False, baseless and defamatory or not, Smith’s own office is implicated in this situation. The report should obviously not be delivered first to the people whose conduct is being investigated.
Moreover, while he is technically an officer of the legislature independent of the government, the auditor general keeps his job of the pleasure of an assembly with an obedient UCP majority.
So while there is nothing wrong with asking the auditor general to investigate, and while there are aspects of the allegations that could be investigated by the police and by the legislature’s ethics commissioner, as NDP Leader Naheed Nenshi argued Thursday, a judge-led independent inquiry is required to clear the air.
Indeed, if there is no independent investigation, the public is entitled to seriously doubt the premier’s assertions of innocence.
Getting back to the statement by Smith, who has not appeared in public to answer questions about the allegations, she also said she has instructed “that AHS’s internal review be completed as quickly as possible and delivered directly to me so we can study the results and make improvements or adjustments to these processes.”
Note first that she is not promising to make public that investigation, which will be conducted under the leadership of AHS official administrator/interim CEO/deputy health minister Andre Tremblay.

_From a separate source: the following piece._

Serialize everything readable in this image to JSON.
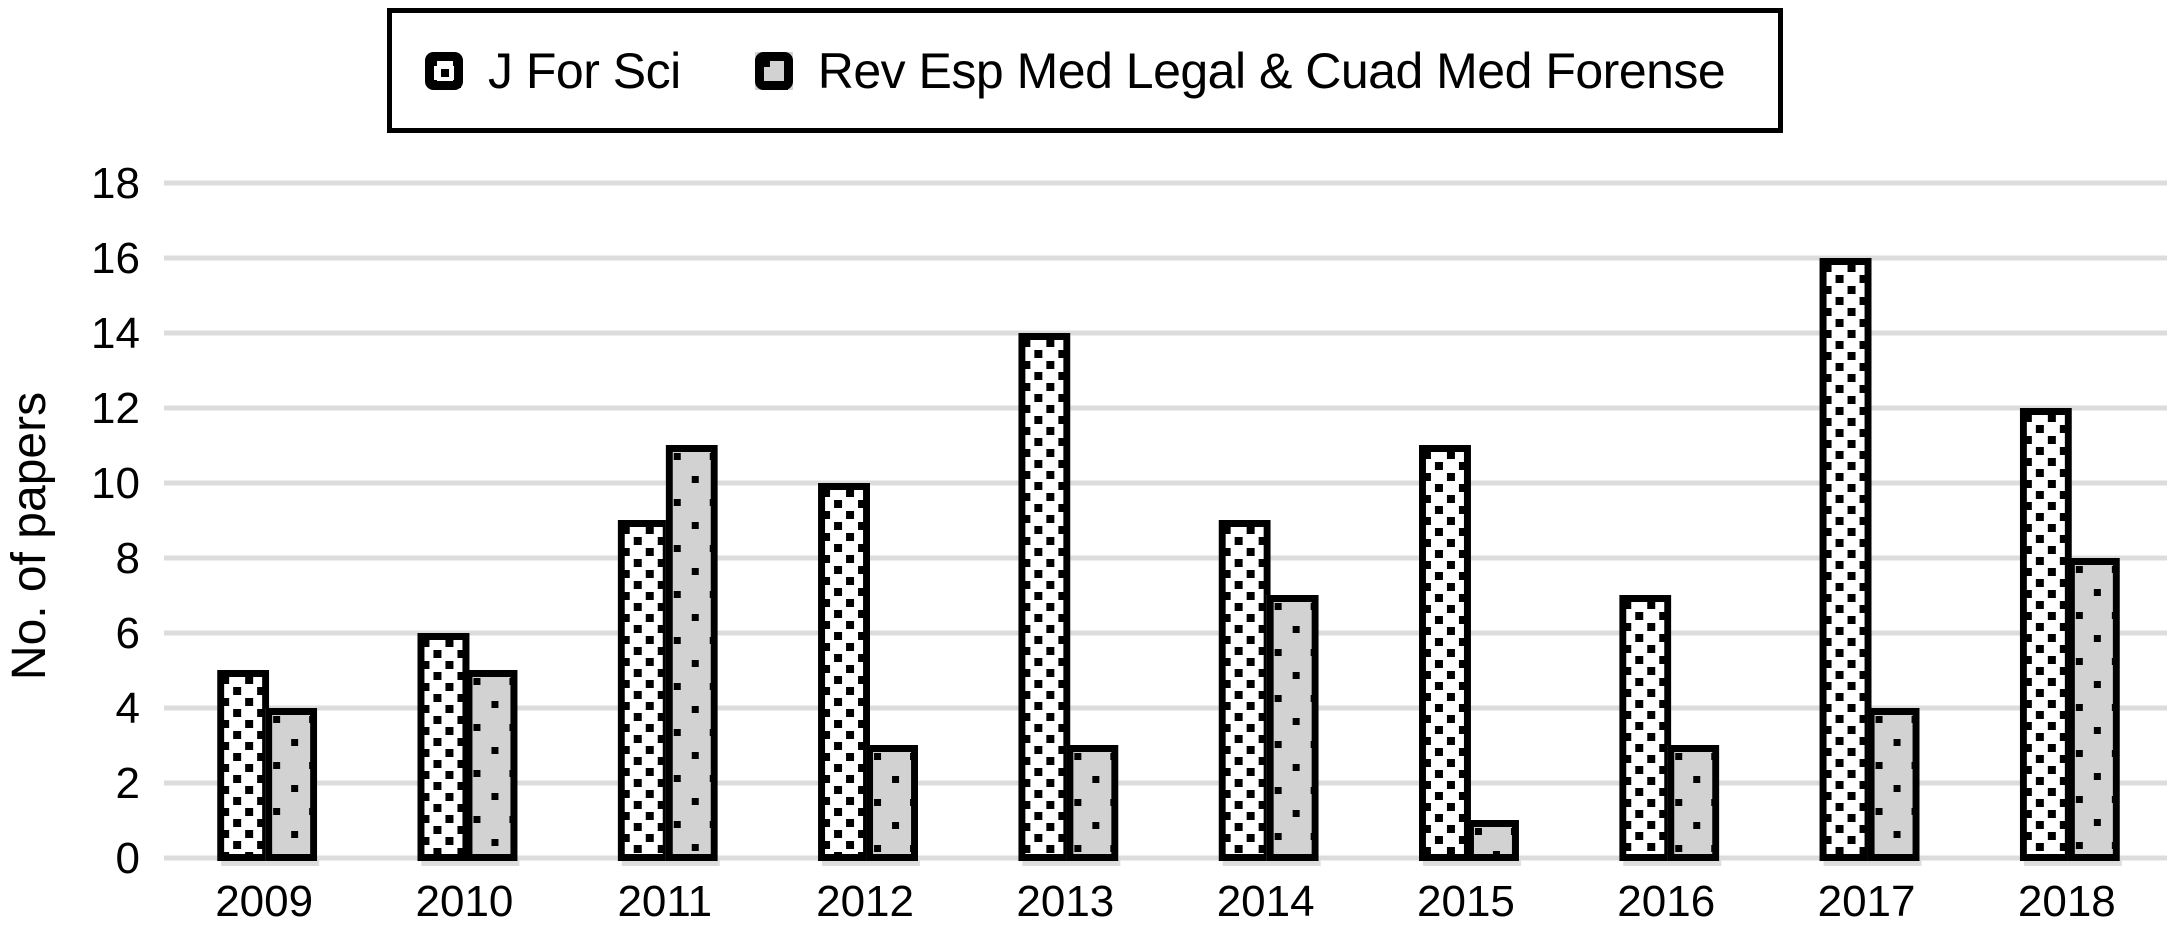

Having the report delivered to someone named in it, no matter how unjustly, is on its face a coverup. And as then-president Nixon learned in 1974, the coverup is often more dangerous to a politician’s survival than the act that was covered up.
“This is simply not good enough,” Alberta NDP Leader Naheed Nenshi said in a feisty weekend statement. “The investigation can’t be handed over to the people being investigated. How dumb does she think Albertans are?”
“An AHS inquiry that only reports to the acting CEO, who only reports to himself as official administrator and who only reports to himself as deputy minister, is at this point worse than worthless. He himself is named in the allegations.”
Accusing Smith of wanting to sweep the scandal under the rug, Nenshi renewed his call for the premier, Health Minister Adriana LaGrange, Mental Health and Addiction Minister Dan Williams and Tremblay “to do the right thing and step aside now to ensure that these investigations will be conducted without political interference.” Smith wrapped up her statement on a sour note.
“It’s no secret I have been unhappy with the level and quality of service delivered by AHS and in the inability of AHS to deliver quality and timely health care to Albertans,” she complained. “There is a widespread and deep-seated resistance to change that we must overcome.”
Every frontline employee of AHS — every nurse, every physician, every medical technician, care aide and support staffer — should be offended by the premier’s effort to blame them for a situation that is being caused by her government.
This statement is not going to make the government’s problem go away.